Hastane penceresine takıldı gözleri biri gelsin diye değil kendi gitsin diye işte ben oradaydım. Henüz telefon icat edilmemiş- gülücük sembolü zorunlu ders olmamıştı, ben oradaydım. E-arşivde iyilikler kötülükler arşivlenmemişti ben oradaydım, açık adres sorarsanız güneş batımının kapı eşiğinde. Kızma yeterince kardeş olamadım sana ama şunu bil ki kardeşim sen hep “iyi bir şey olsun diye çırpınırken” ben oradaydım. Kaybetmiş hissettiğin her an ben iki kat kaybettim. Hem seni hem de kendimi. İyileşemezken paylaşamadığın küskünlüklerin ben oradaydım. Unutmadan bil isterim ki bir de çok yorgundum…
Düşünün ki! Kardeşiniz yok! Ama o biçim de uykunuz var. “O biçim” kelimesi hoşuna gitmediyse de tam ifade kabiliyeti olan bir söz öbeği. Durumun müsait-yazıyor-uyuyor ama gereceği sadece kardeşin biliyor. Bazen öz kardeşin bazen arkadaşın, bazen de büyüğün ama rolü senin kardeşin- sen de onun kardeşi. Ceketindeki mendil, gözlüğündeki gözlük, arka dolabında hiç içilmeyeceğini bildiğin şarap, el örgüsü tilki, klavyede ihtiyacın olmayan “delete”, imsak vakti alarm, deneyimlerindeki yetki devri.

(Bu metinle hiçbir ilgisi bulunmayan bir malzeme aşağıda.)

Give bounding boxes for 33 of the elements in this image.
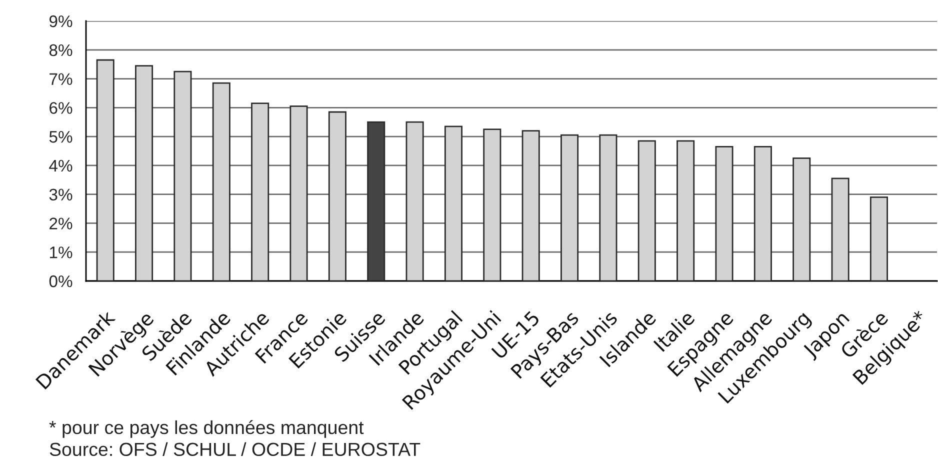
bar	[599, 134, 618, 281]
bar	[444, 126, 462, 281]
y-tick-label: 0%	[49, 275, 72, 288]
y-tick-label: 3%	[49, 188, 72, 201]
bar	[483, 128, 502, 281]
bar	[870, 196, 888, 281]
bar	[638, 140, 656, 281]
y-tick-label: 9%	[50, 15, 72, 28]
y-tick-label: 8%	[49, 44, 72, 56]
bar	[212, 82, 230, 281]
text: * pour ce pays les données manquent	[49, 420, 364, 438]
source-note: Source: OFS / SCHUL / OCDE / EUROSTAT	[50, 442, 420, 456]
y-tick-label: 6%	[50, 102, 72, 114]
bar	[676, 140, 695, 281]
y-tick-label: 4%	[49, 160, 72, 172]
bar	[174, 70, 192, 281]
bar	[792, 158, 811, 281]
bar	[290, 106, 308, 281]
bar	[251, 102, 270, 281]
bar	[754, 146, 772, 281]
y-tick-label: 1%	[50, 246, 72, 258]
bar	[328, 111, 346, 281]
bar	[522, 130, 540, 281]
bar	[135, 65, 154, 281]
bar	[96, 59, 114, 281]
bar	[367, 121, 386, 281]
bar	[406, 121, 424, 281]
y-tick-label: 5%	[49, 131, 72, 143]
bar	[560, 134, 579, 281]
y-tick-label: 7%	[50, 73, 72, 85]
y-tick-label: 2%	[50, 218, 72, 230]
bar	[715, 146, 734, 281]
bar	[831, 178, 850, 281]
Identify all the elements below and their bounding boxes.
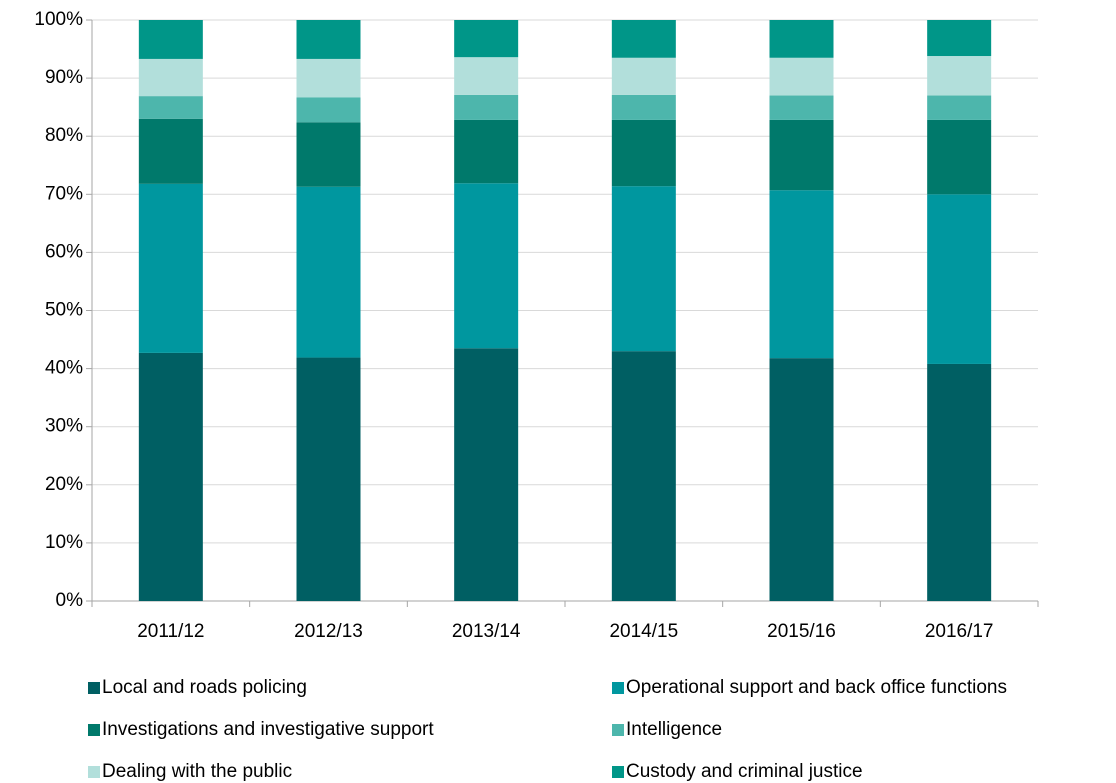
- bar-segment: [138, 58, 203, 97]
- y-tick-label: 50%: [45, 300, 83, 321]
- y-tick-label: 20%: [45, 474, 83, 495]
- y-tick-label: 100%: [34, 9, 83, 30]
- bar-segment: [769, 358, 834, 601]
- bar-segment: [138, 118, 203, 184]
- bar-segment: [927, 56, 992, 96]
- y-tick-label: 70%: [45, 183, 83, 204]
- bar-segment: [769, 95, 834, 120]
- x-tick-label: 2013/14: [452, 621, 521, 642]
- bar-segment: [927, 119, 992, 195]
- bar-segment: [296, 357, 361, 601]
- y-tick-label: 60%: [45, 241, 83, 262]
- legend-label: Local and roads policing: [102, 677, 307, 698]
- y-tick-label: 0%: [56, 590, 84, 611]
- y-tick-label: 30%: [45, 416, 83, 437]
- bar-segment: [138, 20, 203, 59]
- bar-segment: [454, 119, 519, 184]
- legend-swatch: [88, 766, 100, 778]
- bar-segment: [138, 96, 203, 119]
- bar-segment: [611, 186, 676, 352]
- x-tick-label: 2011/12: [137, 621, 204, 642]
- bar-segment: [927, 363, 992, 601]
- y-tick-label: 10%: [45, 532, 83, 553]
- legend-swatch: [88, 682, 100, 694]
- bar-segment: [454, 348, 519, 601]
- bar-segment: [927, 20, 992, 57]
- bar-segment: [454, 20, 519, 58]
- legend-label: Custody and criminal justice: [626, 761, 863, 782]
- bar-segment: [296, 97, 361, 123]
- bar-segment: [611, 119, 676, 187]
- legend-label: Intelligence: [626, 719, 722, 740]
- bar-segment: [138, 183, 203, 353]
- legend-swatch: [612, 766, 624, 778]
- bar-segment: [611, 94, 676, 120]
- legend-label: Investigations and investigative support: [102, 719, 434, 740]
- bar-segment: [454, 94, 519, 120]
- x-tick-label: 2012/13: [294, 621, 363, 642]
- bar-segment: [769, 57, 834, 96]
- x-tick-label: 2014/15: [609, 621, 678, 642]
- x-tick-label: 2015/16: [767, 621, 836, 642]
- bar-segment: [138, 352, 203, 601]
- y-tick-label: 80%: [45, 125, 83, 146]
- bar-segment: [296, 186, 361, 358]
- bar-segment: [454, 57, 519, 95]
- y-tick-label: 40%: [45, 358, 83, 379]
- bar-segment: [611, 351, 676, 601]
- legend-swatch: [88, 724, 100, 736]
- bar-segment: [611, 57, 676, 95]
- bar-segment: [927, 194, 992, 364]
- bar-segment: [611, 20, 676, 58]
- bar-segment: [927, 95, 992, 120]
- x-tick-label: 2016/17: [925, 621, 994, 642]
- legend-label: Dealing with the public: [102, 761, 292, 782]
- bar-segment: [296, 58, 361, 98]
- y-tick-label: 90%: [45, 67, 83, 88]
- legend-swatch: [612, 682, 624, 694]
- bar-segment: [296, 20, 361, 59]
- legend-label: Operational support and back office func…: [626, 677, 1007, 698]
- bar-segment: [454, 183, 519, 349]
- bar-segment: [769, 119, 834, 191]
- legend-swatch: [612, 724, 624, 736]
- bar-segment: [769, 20, 834, 58]
- bar-segment: [296, 122, 361, 187]
- bar-segment: [769, 190, 834, 359]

Hep kandırdılar bizi kardeşim, olup olmadık yerlerde duygulanmaya hakkın yok diye; iş yerinde, okul da, kalabalık da… Geriye ne kaldı ki? “Kardeş” nakış gibi bir kelime ama duygu yükünü taşıyabilene. İntikal zamanı şimdi kardeşten kardeşe; deri bir çanta – hakiki deri ama- bir de küçülen elbise koca duygu seline. Bu bir cesareti kırık, itibarı yara almış bir kardeşin emridir ki hüzünlü haber vermesin kimse kimseye kardeşi yanımda olmadan Asla!
“Kardeşim” hitabı sonucu ortada sebep yokken duygulanmıyorsan, kardeşin yok demektir. Bu aynı zamanda duasında ismini geçirenin de yok anlamına gelir. En acısı da “La Tahzen / Üzülme Allah bizimle beraberdir” diyenin yok demektir. LA TAHZEN! Kırılsın tüm daktilonun tuşları.
Kardeşim ister adını dahi duymadığım topraklardan ister yan odadan istersen de Kaf dağının ardından artık gel ve ben geldim de ben tanırım seni çünkü ben eskiden ordaydım.